Rural correl = 0.9523
Peri-urban correl = 0.9740
Rural plus peri-urban correl = 0.9596
Urban correl = 0.8078
Overall correl = 0.9493
Rural and peri-urban figures are closely comparable.
Because only a minority of urban ponds were found (see above), the apparently high correlation
for urban ponds should be considered carefully. It means that the map is accurate for the ponds
that were found but it does not indicate that a majority of ponds were found.
Even though the correlation for urban pounds is high, it is lower than the figures for rural and
peri-urban. The comparatively lower correlation in urban ponds lowers the overall correlation
slightly.
Still, this degree of correlation indicates that the figures for size taken from the GIS map can be
relied upon for most purposes, especially outside of urban areas.
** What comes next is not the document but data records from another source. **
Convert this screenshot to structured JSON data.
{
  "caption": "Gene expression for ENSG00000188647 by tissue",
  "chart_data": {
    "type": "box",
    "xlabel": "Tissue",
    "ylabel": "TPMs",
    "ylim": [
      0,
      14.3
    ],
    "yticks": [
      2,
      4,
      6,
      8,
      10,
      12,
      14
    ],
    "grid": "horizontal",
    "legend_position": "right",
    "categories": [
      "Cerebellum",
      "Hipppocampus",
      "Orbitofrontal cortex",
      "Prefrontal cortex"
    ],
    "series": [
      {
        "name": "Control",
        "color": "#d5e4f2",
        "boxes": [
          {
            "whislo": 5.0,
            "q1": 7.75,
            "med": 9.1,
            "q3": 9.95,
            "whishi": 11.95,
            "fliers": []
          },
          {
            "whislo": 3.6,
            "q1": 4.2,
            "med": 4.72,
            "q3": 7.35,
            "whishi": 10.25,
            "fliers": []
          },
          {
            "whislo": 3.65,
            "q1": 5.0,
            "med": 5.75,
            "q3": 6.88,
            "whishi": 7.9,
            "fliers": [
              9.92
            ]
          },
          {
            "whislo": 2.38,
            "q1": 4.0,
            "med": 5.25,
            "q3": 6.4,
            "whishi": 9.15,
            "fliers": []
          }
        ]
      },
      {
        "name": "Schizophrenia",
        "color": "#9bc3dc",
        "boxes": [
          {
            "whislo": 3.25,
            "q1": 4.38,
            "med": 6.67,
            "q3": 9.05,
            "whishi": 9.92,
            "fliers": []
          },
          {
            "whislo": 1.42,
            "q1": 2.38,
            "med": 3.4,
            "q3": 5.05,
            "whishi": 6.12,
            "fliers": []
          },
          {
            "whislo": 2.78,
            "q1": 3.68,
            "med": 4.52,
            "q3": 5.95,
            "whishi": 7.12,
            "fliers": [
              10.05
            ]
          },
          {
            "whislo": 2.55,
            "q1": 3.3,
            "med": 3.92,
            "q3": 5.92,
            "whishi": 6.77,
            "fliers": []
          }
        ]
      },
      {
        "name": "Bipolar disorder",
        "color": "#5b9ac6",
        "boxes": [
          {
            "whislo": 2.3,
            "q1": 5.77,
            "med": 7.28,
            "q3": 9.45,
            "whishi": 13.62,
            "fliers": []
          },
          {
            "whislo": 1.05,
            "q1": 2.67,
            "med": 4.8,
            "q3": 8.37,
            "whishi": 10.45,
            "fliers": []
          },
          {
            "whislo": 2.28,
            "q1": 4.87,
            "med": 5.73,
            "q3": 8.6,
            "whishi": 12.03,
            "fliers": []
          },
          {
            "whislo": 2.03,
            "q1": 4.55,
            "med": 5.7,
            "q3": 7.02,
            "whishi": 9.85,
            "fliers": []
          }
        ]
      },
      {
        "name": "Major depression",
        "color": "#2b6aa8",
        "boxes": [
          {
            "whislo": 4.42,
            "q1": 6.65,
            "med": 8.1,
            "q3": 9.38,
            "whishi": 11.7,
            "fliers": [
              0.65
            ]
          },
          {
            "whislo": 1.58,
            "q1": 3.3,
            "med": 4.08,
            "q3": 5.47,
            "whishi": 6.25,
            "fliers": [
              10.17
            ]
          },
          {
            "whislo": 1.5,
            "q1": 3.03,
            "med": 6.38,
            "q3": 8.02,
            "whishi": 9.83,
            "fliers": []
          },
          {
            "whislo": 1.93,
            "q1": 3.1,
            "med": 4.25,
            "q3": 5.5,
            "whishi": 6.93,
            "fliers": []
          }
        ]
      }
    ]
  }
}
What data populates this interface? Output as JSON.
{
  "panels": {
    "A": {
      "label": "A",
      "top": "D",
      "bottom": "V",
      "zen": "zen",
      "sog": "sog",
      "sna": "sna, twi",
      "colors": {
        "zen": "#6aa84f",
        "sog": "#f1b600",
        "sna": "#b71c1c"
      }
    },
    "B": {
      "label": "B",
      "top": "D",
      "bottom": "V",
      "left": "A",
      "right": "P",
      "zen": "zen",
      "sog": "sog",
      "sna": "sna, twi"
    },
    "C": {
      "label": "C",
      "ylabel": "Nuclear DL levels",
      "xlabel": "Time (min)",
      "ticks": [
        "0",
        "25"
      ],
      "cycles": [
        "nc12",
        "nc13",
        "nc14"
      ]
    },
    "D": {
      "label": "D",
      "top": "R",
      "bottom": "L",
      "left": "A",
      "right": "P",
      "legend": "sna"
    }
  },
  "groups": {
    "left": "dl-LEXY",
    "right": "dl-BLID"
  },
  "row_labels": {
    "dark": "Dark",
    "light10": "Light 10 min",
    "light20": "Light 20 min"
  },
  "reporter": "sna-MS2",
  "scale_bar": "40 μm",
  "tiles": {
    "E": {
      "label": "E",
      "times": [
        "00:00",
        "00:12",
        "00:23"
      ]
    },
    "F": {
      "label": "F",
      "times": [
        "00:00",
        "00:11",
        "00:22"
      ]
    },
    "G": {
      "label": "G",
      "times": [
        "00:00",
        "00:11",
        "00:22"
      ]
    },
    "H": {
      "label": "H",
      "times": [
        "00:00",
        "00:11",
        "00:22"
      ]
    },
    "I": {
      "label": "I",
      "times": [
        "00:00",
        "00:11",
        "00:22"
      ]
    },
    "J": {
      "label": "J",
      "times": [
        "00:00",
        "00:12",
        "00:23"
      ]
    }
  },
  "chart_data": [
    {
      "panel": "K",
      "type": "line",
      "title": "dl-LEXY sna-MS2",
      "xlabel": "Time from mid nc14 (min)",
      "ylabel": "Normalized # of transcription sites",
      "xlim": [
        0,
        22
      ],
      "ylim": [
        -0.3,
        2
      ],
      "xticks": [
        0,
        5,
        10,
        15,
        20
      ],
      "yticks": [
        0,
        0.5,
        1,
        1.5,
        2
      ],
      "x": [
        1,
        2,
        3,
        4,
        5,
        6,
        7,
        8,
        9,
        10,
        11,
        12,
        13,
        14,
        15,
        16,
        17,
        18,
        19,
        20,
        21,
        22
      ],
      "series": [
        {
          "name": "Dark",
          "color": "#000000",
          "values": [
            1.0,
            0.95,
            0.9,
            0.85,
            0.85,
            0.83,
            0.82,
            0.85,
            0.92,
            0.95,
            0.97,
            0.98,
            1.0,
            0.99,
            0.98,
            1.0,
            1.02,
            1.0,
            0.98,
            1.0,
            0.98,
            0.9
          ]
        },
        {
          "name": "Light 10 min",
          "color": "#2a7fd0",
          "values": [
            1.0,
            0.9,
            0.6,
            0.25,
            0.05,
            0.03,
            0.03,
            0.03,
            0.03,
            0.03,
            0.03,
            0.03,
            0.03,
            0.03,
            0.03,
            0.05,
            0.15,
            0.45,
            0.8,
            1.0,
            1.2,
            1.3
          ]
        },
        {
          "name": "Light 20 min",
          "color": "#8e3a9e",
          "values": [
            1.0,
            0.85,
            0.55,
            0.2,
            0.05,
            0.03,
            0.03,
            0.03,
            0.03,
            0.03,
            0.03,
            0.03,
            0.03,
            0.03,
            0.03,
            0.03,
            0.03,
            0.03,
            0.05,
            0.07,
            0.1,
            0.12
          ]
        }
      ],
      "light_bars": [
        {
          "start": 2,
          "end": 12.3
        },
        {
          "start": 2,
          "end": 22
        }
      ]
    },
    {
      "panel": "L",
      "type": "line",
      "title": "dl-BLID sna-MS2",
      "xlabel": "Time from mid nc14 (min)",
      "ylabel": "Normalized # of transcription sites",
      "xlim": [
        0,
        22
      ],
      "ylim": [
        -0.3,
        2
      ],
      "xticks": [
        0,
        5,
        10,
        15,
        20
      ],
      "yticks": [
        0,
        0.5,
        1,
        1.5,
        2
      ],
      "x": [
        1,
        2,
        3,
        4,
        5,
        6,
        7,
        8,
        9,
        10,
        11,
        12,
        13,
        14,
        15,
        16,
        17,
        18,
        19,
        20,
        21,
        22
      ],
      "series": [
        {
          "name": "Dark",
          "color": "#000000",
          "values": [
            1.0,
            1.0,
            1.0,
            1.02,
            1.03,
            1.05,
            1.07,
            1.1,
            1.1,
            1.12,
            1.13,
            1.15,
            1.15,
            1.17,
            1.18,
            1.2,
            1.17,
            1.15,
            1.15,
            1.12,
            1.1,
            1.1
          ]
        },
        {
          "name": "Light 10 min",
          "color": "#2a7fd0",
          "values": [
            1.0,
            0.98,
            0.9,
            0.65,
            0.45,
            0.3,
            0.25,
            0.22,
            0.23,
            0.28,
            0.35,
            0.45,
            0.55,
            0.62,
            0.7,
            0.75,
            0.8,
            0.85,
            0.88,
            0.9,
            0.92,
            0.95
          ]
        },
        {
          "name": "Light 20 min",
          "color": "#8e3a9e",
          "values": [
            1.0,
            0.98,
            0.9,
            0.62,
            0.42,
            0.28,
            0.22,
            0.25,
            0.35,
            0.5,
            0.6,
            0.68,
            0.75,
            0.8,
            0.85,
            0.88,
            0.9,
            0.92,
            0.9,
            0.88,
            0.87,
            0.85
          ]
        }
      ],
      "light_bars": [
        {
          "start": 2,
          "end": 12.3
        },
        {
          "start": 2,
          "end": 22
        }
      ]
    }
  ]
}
Exactly what constitutes a pond is not always clear from the GIS map. In about two-thirds of the
cases, pond boundaries were clear, so that the number of pixels in a pond could be determined
exactly. However, sometimes a pond has nearby outlier pixels that probably are attached to the
pond but would not be counted as part of the pond by GIS procedures because the pixels are
not immediately adjacent (touching). Sometimes outliers trailed off in strings or formed their
own clusters, and these features probably should not be counted as part of the pond. When
counting pixels from the GIS map, Mr. Campbell counted both a lower range of pixels to include
as part of a pond and an upper range. About one-third of the ponds were reported with both an
upper and lower pixel range. Nearly all of these were middle or large size ponds. For the
correlations given above, we used only the lower range of counted pixels. Further work on how
accuracy of pond boundary assessment range affects accuracy of size assessment is indicated.
Correlation was highest among small ponds and medium sized ponds because they showed
fewer problems of pond boundaries than large size ponds. Data on size effects is not give here
because size effects cannot be separated from boundary problems. Further work on correlation
on medium sized and large sized water bodies around the state of Alabama is in progress.
This data needs to be “run through” a statistical program that provides “n” and “p” automatically,
and that might allow easier manipulation of the range problem.